Astronave, città sotterranea o parco sospeso: i progetti per piazzale Loreto

La rinascita di piazzale Loreto, una delle piazze simbolo di Milano che da troppo tempo – per ammissione della stessa amministrazione – è un «non luogo» è al centro di Milano 2030. Si tratta di un piano che disegna la città del futuro: l’assessorato di Pierfrancesco Maran ha organizzato un concorso di idee ricevendo finora cinque proposte che saranno esposte da venerdì su un maxi pannello alla stazione di Porta Genova.

Tra i progetti arrivati sulla scrivania di Maran c’è il Sovraparco, curato da Hypnos e Lad. Gli architetti hanno immaginato un enorme giardino pensile al centro della piazza, con le strade attorno trasformate in viali alberati.

E sul verde bene in vista punta anche La città permeabile, dello studio Antonio Citterio Patricia Viel, che scommette sul far convivere le due anime di Loreto: fondamentale nodo viabilistico e porta di accesso al centro città. L’idea è creare una piazza sotterranea, con negozi e uffici, e lasciare spazio per gli alberi e le passeggiate sopra. Il tutto contornato da un ponte pedonale che raggiunge anche i dieci metri di altezza e che passa sopra le auto.

Un altro progetto è Ecoritmi, che porta le firme di Silvia Lista e Ugo Gorgone. I due hanno immaginato una trasformazione più totale della zona, che coinvolga anche le strade che portano in piazzale Loreto, dove maggiore spazio verrebbe riservato a percorsi pedonali e ciclabili.
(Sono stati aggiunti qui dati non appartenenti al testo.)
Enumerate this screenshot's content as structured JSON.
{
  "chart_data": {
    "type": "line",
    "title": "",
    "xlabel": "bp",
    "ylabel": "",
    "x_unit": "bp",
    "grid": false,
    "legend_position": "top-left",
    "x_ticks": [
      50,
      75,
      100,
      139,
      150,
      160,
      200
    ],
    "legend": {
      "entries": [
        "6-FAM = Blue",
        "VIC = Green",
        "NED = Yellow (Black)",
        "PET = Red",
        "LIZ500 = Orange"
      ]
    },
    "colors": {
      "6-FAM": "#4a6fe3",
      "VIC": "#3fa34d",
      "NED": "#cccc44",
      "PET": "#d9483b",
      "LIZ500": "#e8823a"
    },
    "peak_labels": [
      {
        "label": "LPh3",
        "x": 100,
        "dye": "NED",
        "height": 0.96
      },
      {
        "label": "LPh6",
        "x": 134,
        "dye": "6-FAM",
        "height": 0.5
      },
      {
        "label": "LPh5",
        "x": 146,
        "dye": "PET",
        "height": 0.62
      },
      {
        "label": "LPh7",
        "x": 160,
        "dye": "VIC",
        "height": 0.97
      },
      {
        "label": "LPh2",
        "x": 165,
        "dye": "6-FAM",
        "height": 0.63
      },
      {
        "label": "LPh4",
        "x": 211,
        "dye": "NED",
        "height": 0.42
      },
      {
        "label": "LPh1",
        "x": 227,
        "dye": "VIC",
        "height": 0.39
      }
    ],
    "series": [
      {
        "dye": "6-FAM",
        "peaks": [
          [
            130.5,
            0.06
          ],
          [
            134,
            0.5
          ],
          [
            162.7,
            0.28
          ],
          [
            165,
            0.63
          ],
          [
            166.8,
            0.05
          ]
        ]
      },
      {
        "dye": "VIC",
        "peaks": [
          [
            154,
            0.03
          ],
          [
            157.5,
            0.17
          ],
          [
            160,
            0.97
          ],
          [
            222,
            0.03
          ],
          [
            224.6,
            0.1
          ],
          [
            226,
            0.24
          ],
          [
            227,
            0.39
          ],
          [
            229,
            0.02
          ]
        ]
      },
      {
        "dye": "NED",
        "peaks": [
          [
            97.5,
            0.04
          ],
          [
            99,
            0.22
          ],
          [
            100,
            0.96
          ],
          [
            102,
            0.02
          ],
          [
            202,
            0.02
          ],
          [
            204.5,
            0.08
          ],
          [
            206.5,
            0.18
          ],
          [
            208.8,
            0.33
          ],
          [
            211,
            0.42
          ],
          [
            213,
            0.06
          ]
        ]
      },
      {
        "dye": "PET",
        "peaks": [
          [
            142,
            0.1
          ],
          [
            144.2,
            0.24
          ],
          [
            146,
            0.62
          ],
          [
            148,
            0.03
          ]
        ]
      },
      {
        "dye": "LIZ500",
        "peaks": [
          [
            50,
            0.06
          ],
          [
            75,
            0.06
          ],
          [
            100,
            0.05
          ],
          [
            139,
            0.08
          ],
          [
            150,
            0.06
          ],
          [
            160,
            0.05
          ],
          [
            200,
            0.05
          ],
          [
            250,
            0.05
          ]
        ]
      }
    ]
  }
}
Al centro della piazza, invece, troverebbe spazio un’enorme astronave sopraelevata in grado di accogliere uffici e negozi per liberare la piazza sottostante.

Loreto Mall, firmato da Prassicoop, chiede invece di trasformare la pizza in una sorta di centro commerciale interrato, con una passerella, un totem e un giardino. La via d’accesso, corso Buenos Aires, si trasformerebbe in una sorta di rambla di ispirazione spagnola con alberi e marciapiedi più ampi.

Sul verde e su un ponte scommette anche Dolo promenade, il progetto che porta le firme di Silvio Maglione e Marcello Fodde. L’idea degli architetti è creare un ponte ciclo-pedonale che scavalca viale Brianza e collega duo luoghi urbani trasformandoli in un’unica infrastruttura ambientale.